Lo que sí puede garantizar Borja de Riquer es que todos los textos tienen
"una calidad literaria notable", tanto que eso ha hecho que se
descartaran algunos cronistas como el mítico reportero John Reed para el
episodio de la Revolución rusa, sustituido por todo un H. G. Wells que, encima,
entrevista a Lenin. "Está menos comprometido que Reed y, encima, escribe
mejor", zanja el historiador.
Quizá todos los que han quedado en los estantes domésticos -"la
mayoría de los originales están en nuestra casa", expone con sencillez
Riquer el Joven, constatando así el poso de cultura de una familia que ha dado
para un libro como Quinze generacions d'una familia catalana (Quaderns
Crema)- puedan recogerse en volúmenes posteriores, testimonios que convivirán
con la locura de textos testimoniales que facilitan los nuevos medios.
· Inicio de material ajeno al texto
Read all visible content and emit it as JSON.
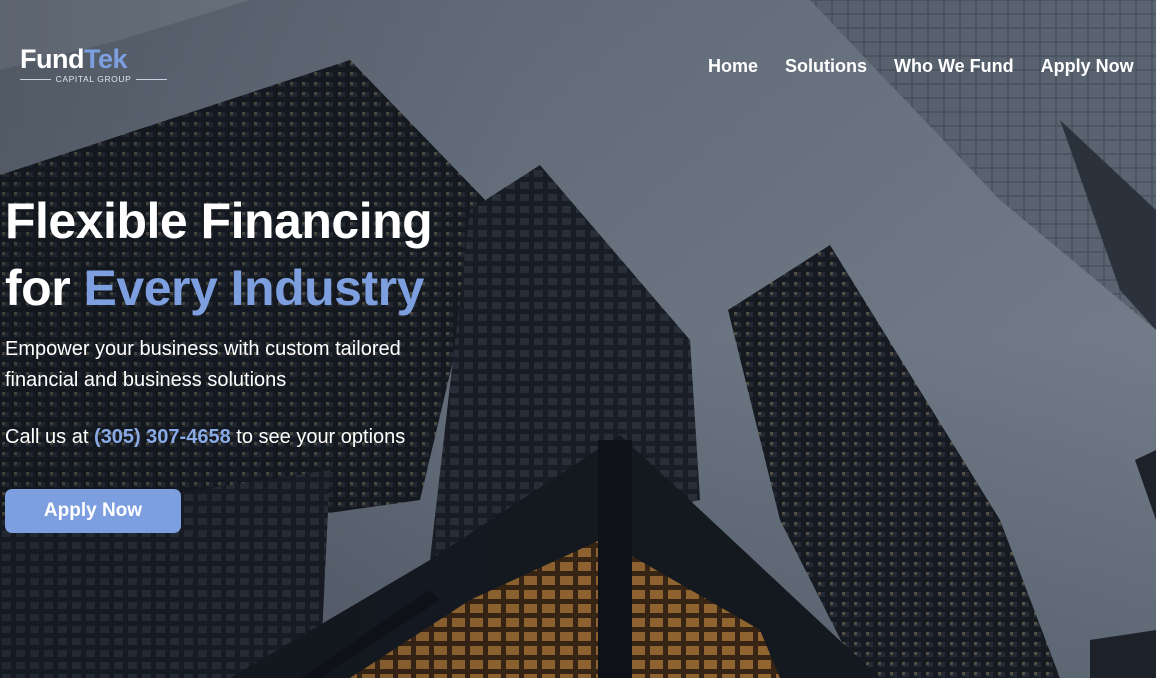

"Internet tiene el peligro del intruso; es, hoy por hoy, muy
distorsionante y fácilmente manipulable; es un canal que ha de acabar teniendo
algún tipo de filtro de calidad y verosimilitud porque si no, no servirá".
Para la Historia no vale, pues, cualquier reportero.
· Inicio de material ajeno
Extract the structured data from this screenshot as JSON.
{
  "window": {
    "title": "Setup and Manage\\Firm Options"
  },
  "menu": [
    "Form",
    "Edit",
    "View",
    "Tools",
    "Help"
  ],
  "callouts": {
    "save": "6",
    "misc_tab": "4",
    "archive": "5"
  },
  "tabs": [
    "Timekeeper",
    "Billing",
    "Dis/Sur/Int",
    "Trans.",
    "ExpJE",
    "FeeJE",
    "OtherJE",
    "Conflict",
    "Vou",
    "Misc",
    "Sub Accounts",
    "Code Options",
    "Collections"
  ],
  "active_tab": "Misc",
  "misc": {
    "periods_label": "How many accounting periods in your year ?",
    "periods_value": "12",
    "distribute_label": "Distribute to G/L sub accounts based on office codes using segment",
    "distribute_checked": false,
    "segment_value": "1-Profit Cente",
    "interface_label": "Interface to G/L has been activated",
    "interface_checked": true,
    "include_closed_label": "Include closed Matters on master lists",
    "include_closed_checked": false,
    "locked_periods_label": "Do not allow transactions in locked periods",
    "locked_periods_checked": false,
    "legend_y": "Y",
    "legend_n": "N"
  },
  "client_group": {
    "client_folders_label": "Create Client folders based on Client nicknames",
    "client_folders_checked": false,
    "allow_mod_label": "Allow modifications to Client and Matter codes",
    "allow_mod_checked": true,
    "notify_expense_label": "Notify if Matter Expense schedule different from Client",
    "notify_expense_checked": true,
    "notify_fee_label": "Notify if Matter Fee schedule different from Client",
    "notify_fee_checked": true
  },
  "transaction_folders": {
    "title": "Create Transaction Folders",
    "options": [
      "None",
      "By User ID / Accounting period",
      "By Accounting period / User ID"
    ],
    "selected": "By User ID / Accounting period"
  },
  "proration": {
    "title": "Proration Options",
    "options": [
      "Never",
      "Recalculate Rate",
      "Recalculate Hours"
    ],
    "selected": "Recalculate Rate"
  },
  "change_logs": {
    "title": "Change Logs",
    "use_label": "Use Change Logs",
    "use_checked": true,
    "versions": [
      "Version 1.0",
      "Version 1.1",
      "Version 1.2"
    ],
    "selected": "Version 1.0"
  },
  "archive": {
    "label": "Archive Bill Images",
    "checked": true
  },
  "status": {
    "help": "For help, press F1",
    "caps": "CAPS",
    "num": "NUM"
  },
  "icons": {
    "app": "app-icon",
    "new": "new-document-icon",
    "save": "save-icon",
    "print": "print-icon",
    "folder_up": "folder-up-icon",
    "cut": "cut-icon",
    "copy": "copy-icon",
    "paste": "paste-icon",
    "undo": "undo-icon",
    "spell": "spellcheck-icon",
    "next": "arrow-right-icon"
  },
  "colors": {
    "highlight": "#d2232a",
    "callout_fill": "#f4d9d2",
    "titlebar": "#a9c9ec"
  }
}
(El interrogador eclesiástico pregunta a
Juana de Arco cómo era el Arcángel Miguel que dice que se le apareció y si tenía
cabellos. "¿Por qué se los habrían cortado?", responde. "¡Hagamos
llorar a las damas de San Petersburgo¡, recuerda haber escuchado el Barón de
Marbot en plena batalla de Austerlitz cuando la caballería napoleónica
aniquilaba el regimiento ruso de los guardias a caballo comandado por el príncipe
Repnin "hundiéndoles los sables hasta el puño"; Goebbels ya anota en
su diario el 4 de noviembre de 1943, tras un primer bombardeo de Berlín por los
ingleses, fantasmas de mal augurio: "Me parece grotesco y casi como si
fuera obra del diablo que mientras el buen tiempo prevalece en todos los
sectores donde los soviets dan muestras de actividad, sea rematadamente malo en
los puntos en que atacamos nosotros"; Charles Chaplin, escribe en sus
memorias, huyó de incógnito de Nueva York una madrugada "encerrado
ignominiosamente en mi camarote, atisbando a través de la portilla" para
evitar así la temible citación para declarar ante el Comité de Actividades
Antinorteamericanas, en la temible caza de brujas...).